The SEC's action is a clear wake-up call for Boards of Directors.  Equally as important, it is a wake-up call for CEOs and Chief Ethics and Compliance Officers (CECOs), whose duty it is to create an ethical culture that promotes integrity from the Board room to the mail room.  While CECOs can't control a Board's actions or inactions, they can take a number of simple steps to get the Board actively involved in the company's Ethics and Compliance activities: 

1. Develop a Board training curriculum (not a one-time Powerpoint presentation) to promote their awareness of, and engagement in, ethics and compliance in the company..

2. Use a combination of relevant, targeted statistics and real world examples from the frontlines to underscore the risks and the efforts of the program to mitigate those risks.

3.  Ensure that all reports to the Board are directly in support of the Board's oversight role, and articulate this clearly and often.

4.  Collaborate with other functions in the company to reduce redundancy, clarify inconsistencies, and maximize relevancy of the CECO report

5.  Cultivate a balanced judgment on what Boards really need to hear to support their oversight role.  Avoid both "the sky is falling" and "everything is coming up roses" scenarios and provide credible, objective reporting in proper context, supported by compelling facts

"Tone at the Top" is a commonly used phrase to describe what the CEO and executives need to do to promote an ethical culture.  Clearly, if we are to succeed in creating real ethical change, accountability of the Board, as recently implemented by the SEC, will help redefine exactly where the "top"  might be.


Wednesday, June 1, 2011

Toyota and Ethical Culture

 Check out this article from the LA Times on 24 May:
http://articles.latimes.com/2011/may/24/business/la-fi-toyota-safety-20110523

The article describes a 60 page report from Toyota's North American Quality Advisory Panel, which found that the company responded slowly and inefficiently to the sudden acceleration "crisis" involving its automobiles because it was hampered by a top-down management style that gave "short shrift" to customer complaints.  The report also found that the company had come to regard federal safety regulators as "adversaries", and had developed an institutional arrogance as an unintended consequence of of its drive to become the world's largest automaker.

While neither the report nor the newspaper article mention "ethics" even once, both conclude that Toyota's culture was "at the root of its woes".  In my view, Toyota's woes were all about corrosion of its corporate ethical culture.  One can tell a lot about a company by how it responds to a crisis.  The lack of transparency; the arrogance for regulators; and the company's refusal to own up to the safety problems that had killed and injured many of its customers reveal that Toyota had strayed from its core values as a company, focusing on the short-term cost of recalls (and impact on stock prices) rather than its longer-term commitment to quality and safety. 

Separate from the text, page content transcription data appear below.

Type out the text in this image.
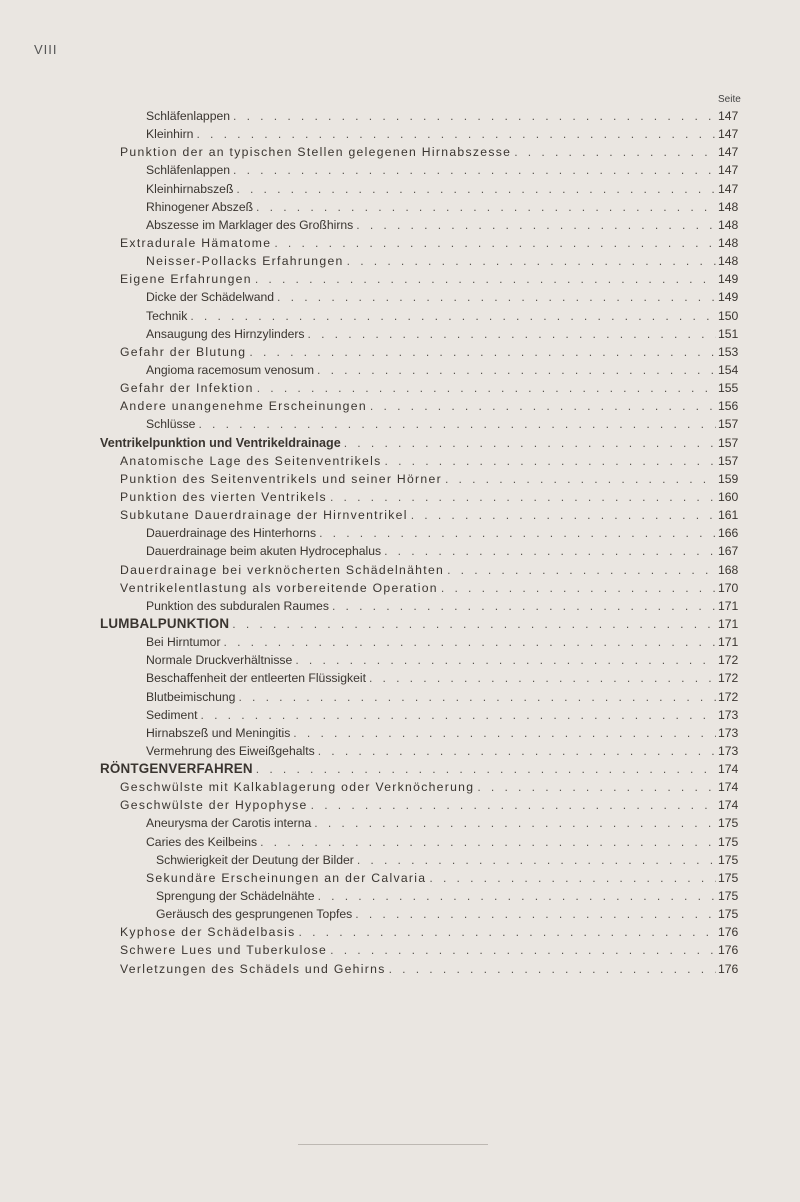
VIII
Seite
Schläfenlappen . . .	147
Kleinhirn . . .	147
Punktion der an typischen Stellen gelegenen Hirnabszesse . . .	147
Schläfenlappen . . .	147
Kleinhirnabszeß . . .	147
Rhinogener Abszeß . . .	148
Abszesse im Marklager des Großhirns . . .	148
Extradurale Hämatome . . .	148
Neisser-Pollacks Erfahrungen . . .	148
Eigene Erfahrungen . . .	149
Dicke der Schädelwand . . .	149
Technik . . .	150
Ansaugung des Hirnzylinders . . .	151
Gefahr der Blutung . . .	153
Angioma racemosum venosum . . .	154
Gefahr der Infektion . . .	155
Andere unangenehme Erscheinungen . . .	156
Schlüsse . . .	157
Ventrikelpunktion und Ventrikeldrainage . . .	157
Anatomische Lage des Seitenventrikels . . .	157
Punktion des Seitenventrikels und seiner Hörner . . .	159
Punktion des vierten Ventrikels . . .	160
Subkutane Dauerdrainage der Hirnventrikel . . .	161
Dauerdrainage des Hinterhorns . . .	166
Dauerdrainage beim akuten Hydrocephalus . . .	167
Dauerdrainage bei verknöcherten Schädelnähten . . .	168
Ventrikelentlastung als vorbereitende Operation . . .	170
Punktion des subduralen Raumes . . .	171
LUMBALPUNKTION . . .	171
Bei Hirntumor . . .	171
Normale Druckverhältnisse . . .	172
Beschaffenheit der entleerten Flüssigkeit . . .	172
Blutbeimischung . . .	172
Sediment . . .	173
Hirnabszeß und Meningitis . . .	173
Vermehrung des Eiweißgehalts . . .	173
RÖNTGENVERFAHREN . . .	174
Geschwülste mit Kalkablagerung oder Verknöcherung . . .	174
Geschwülste der Hypophyse . . .	174
Aneurysma der Carotis interna . . .	175
Caries des Keilbeins . . .	175
Schwierigkeit der Deutung der Bilder . . .	175
Sekundäre Erscheinungen an der Calvaria . . .	175
Sprengung der Schädelnähte . . .	175
Geräusch des gesprungenen Topfes . . .	175
Kyphose der Schädelbasis . . .	176
Schwere Lues und Tuberkulose . . .	176
Verletzungen des Schädels und Gehirns . . .	176
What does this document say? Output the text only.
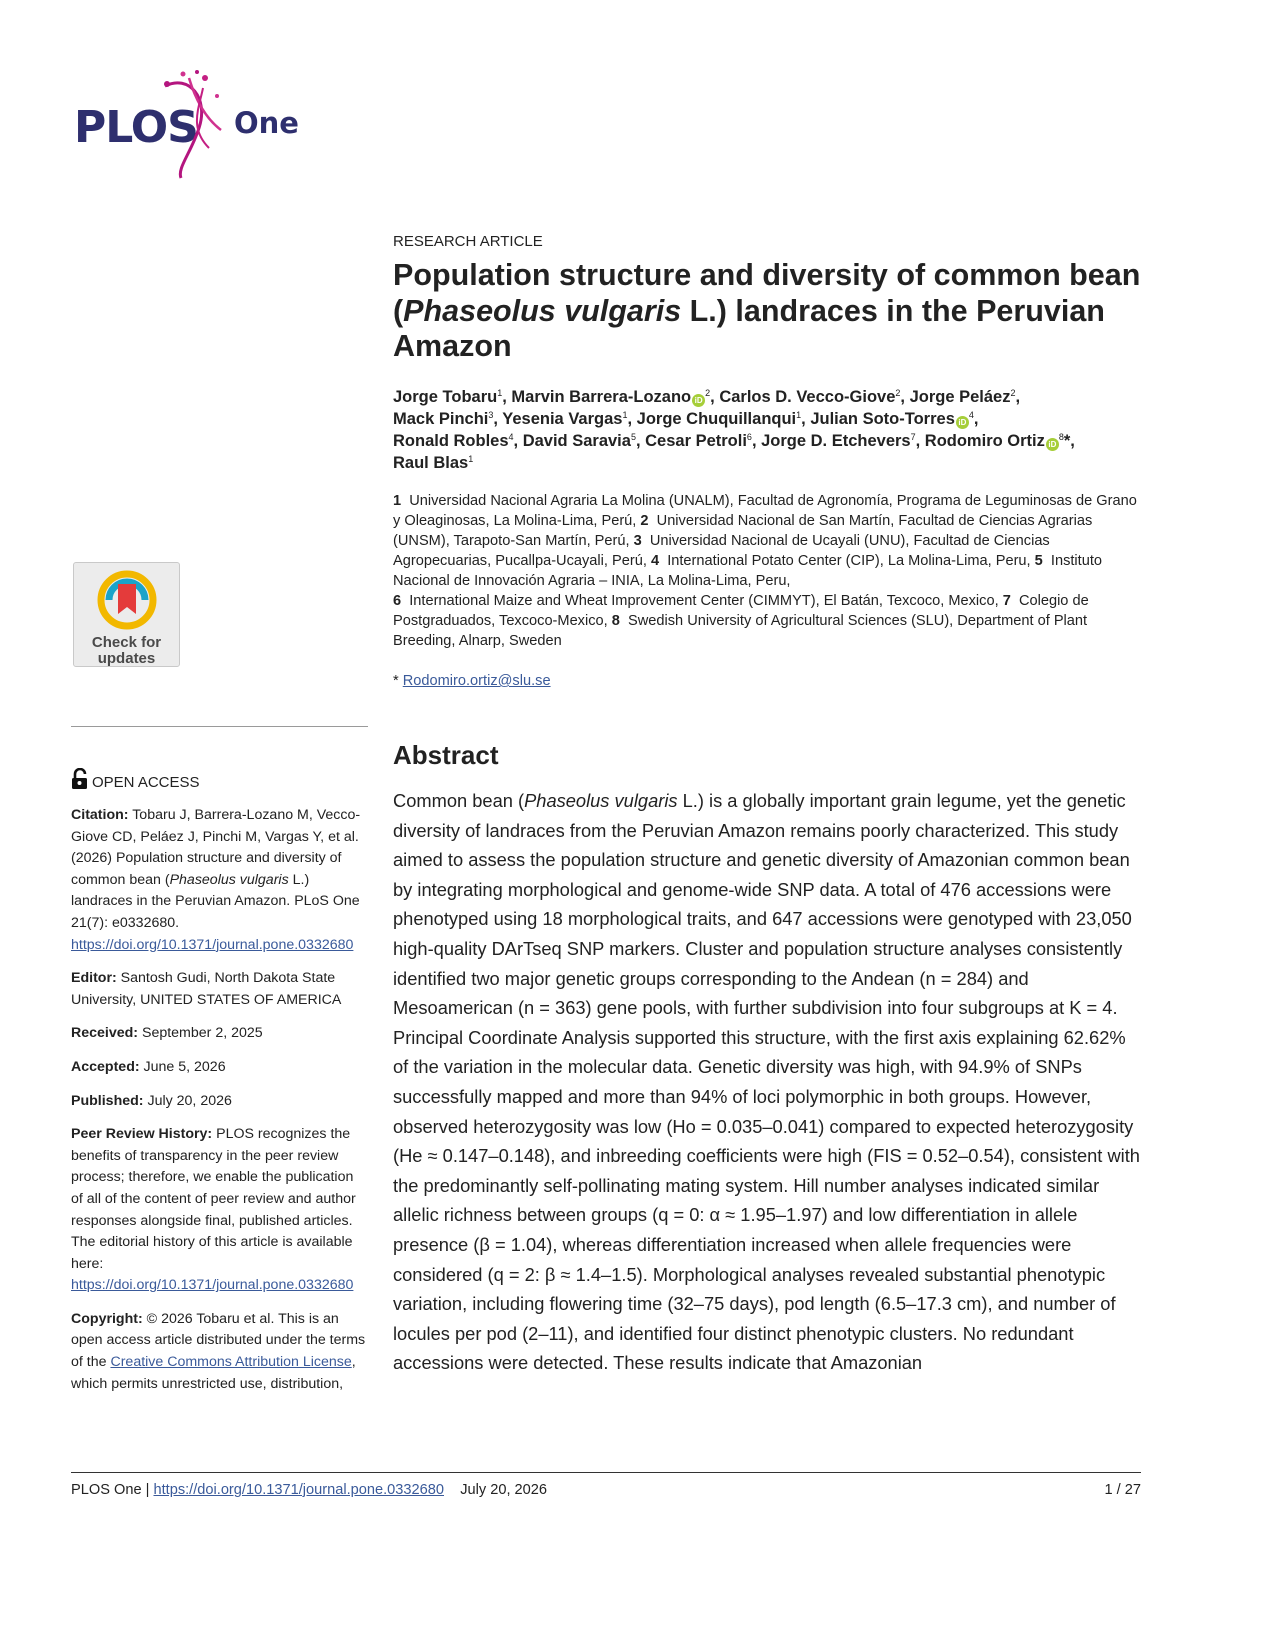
PLOS One
Check for
updates
OPEN ACCESS

Citation: Tobaru J, Barrera-Lozano M, Vecco-Giove CD, Peláez J, Pinchi M, Vargas Y, et al. (2026) Population structure and diversity of common bean (Phaseolus vulgaris L.) landraces in the Peruvian Amazon. PLoS One 21(7): e0332680. https://doi.org/10.1371/journal.pone.0332680

Editor: Santosh Gudi, North Dakota State University, UNITED STATES OF AMERICA

Received: September 2, 2025

Accepted: June 5, 2026

Published: July 20, 2026

Peer Review History: PLOS recognizes the benefits of transparency in the peer review process; therefore, we enable the publication of all of the content of peer review and author responses alongside final, published articles. The editorial history of this article is available here: https://doi.org/10.1371/journal.pone.0332680

Copyright: © 2026 Tobaru et al. This is an open access article distributed under the terms of the Creative Commons Attribution License, which permits unrestricted use, distribution,

RESEARCH ARTICLE
Population structure and diversity of common bean (Phaseolus vulgaris L.) landraces in the Peruvian Amazon
Jorge Tobaru$^1$, Marvin Barrera-Lozano $iD^2$, Carlos D. Vecco-Giove$^2$, Jorge Peláez$^2$,
Mack Pinchi$^3$, Yesenia Vargas$^1$, Jorge Chuquillanqui$^1$, Julian Soto-Torres $iD^4$,
Ronald Robles$^4$, David Saravia$^5$, Cesar Petroli$^6$, Jorge D. Etchevers$^7$, Rodomiro Ortiz $iD^8*$,
Raul Blas$^1$
1 Universidad Nacional Agraria La Molina (UNALM), Facultad de Agronomía, Programa de Leguminosas de Grano y Oleaginosas, La Molina-Lima, Perú, 2 Universidad Nacional de San Martín, Facultad de Ciencias Agrarias (UNSM), Tarapoto-San Martín, Perú, 3 Universidad Nacional de Ucayali (UNU), Facultad de Ciencias Agropecuarias, Pucallpa-Ucayali, Perú, 4 International Potato Center (CIP), La Molina-Lima, Peru, 5 Instituto Nacional de Innovación Agraria – INIA, La Molina-Lima, Peru,
6 International Maize and Wheat Improvement Center (CIMMYT), El Batán, Texcoco, Mexico, 7 Colegio de Postgraduados, Texcoco-Mexico, 8 Swedish University of Agricultural Sciences (SLU), Department of Plant Breeding, Alnarp, Sweden
* Rodomiro.ortiz@slu.se
Abstract

Common bean (Phaseolus vulgaris L.) is a globally important grain legume, yet the genetic diversity of landraces from the Peruvian Amazon remains poorly characterized. This study aimed to assess the population structure and genetic diversity of Amazonian common bean by integrating morphological and genome-wide SNP data. A total of 476 accessions were phenotyped using 18 morphological traits, and 647 accessions were genotyped with 23,050 high-quality DArTseq SNP markers. Cluster and population structure analyses consistently identified two major genetic groups corresponding to the Andean (n = 284) and Mesoamerican (n = 363) gene pools, with further subdivision into four subgroups at K = 4. Principal Coordinate Analysis supported this structure, with the first axis explaining 62.62% of the variation in the molecular data. Genetic diversity was high, with 94.9% of SNPs successfully mapped and more than 94% of loci polymorphic in both groups. However, observed heterozygosity was low (Ho = 0.035–0.041) compared to expected heterozygosity (He ≈ 0.147–0.148), and inbreeding coefficients were high (FIS = 0.52–0.54), consistent with the predominantly self-pollinating mating system. Hill number analyses indicated similar allelic richness between groups (q = 0: α ≈ 1.95–1.97) and low differentiation in allele presence (β = 1.04), whereas differentiation increased when allele frequencies were considered (q = 2: β ≈ 1.4–1.5). Morphological analyses revealed substantial phenotypic variation, including flowering time (32–75 days), pod length (6.5–17.3 cm), and number of locules per pod (2–11), and identified four distinct phenotypic clusters. No redundant accessions were detected. These results indicate that Amazonian

PLOS One | https://doi.org/10.1371/journal.pone.0332680 July 20, 2026	1 / 27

It's amazing how much time and effort it takes for a company to develop "reputational capital", and how quickly it can be lost by straying from the corporate "ethical compass" in the heat of a crisis.  What do you think of when you hear the name Toyota?  How about BP? Goldman Sachs? Lehman Brothers? The answer would have been different just a few years ago.  This is why Ethics and Compliance programs, (emphasis on the ETHICS part) are so important.  Bad behavior of employees is uncontrollable; disasters are unforseeable; but how prepared a company is to respond appropriately is a product of leadership and employee commitment; an incentive structure  that rewards integrity; a meaningful code of conduct; substantive training; appropriate rewards and sanctions ; and an  involved Board of Directors - - all of the ingredients for a sound, sustainable ethical culture.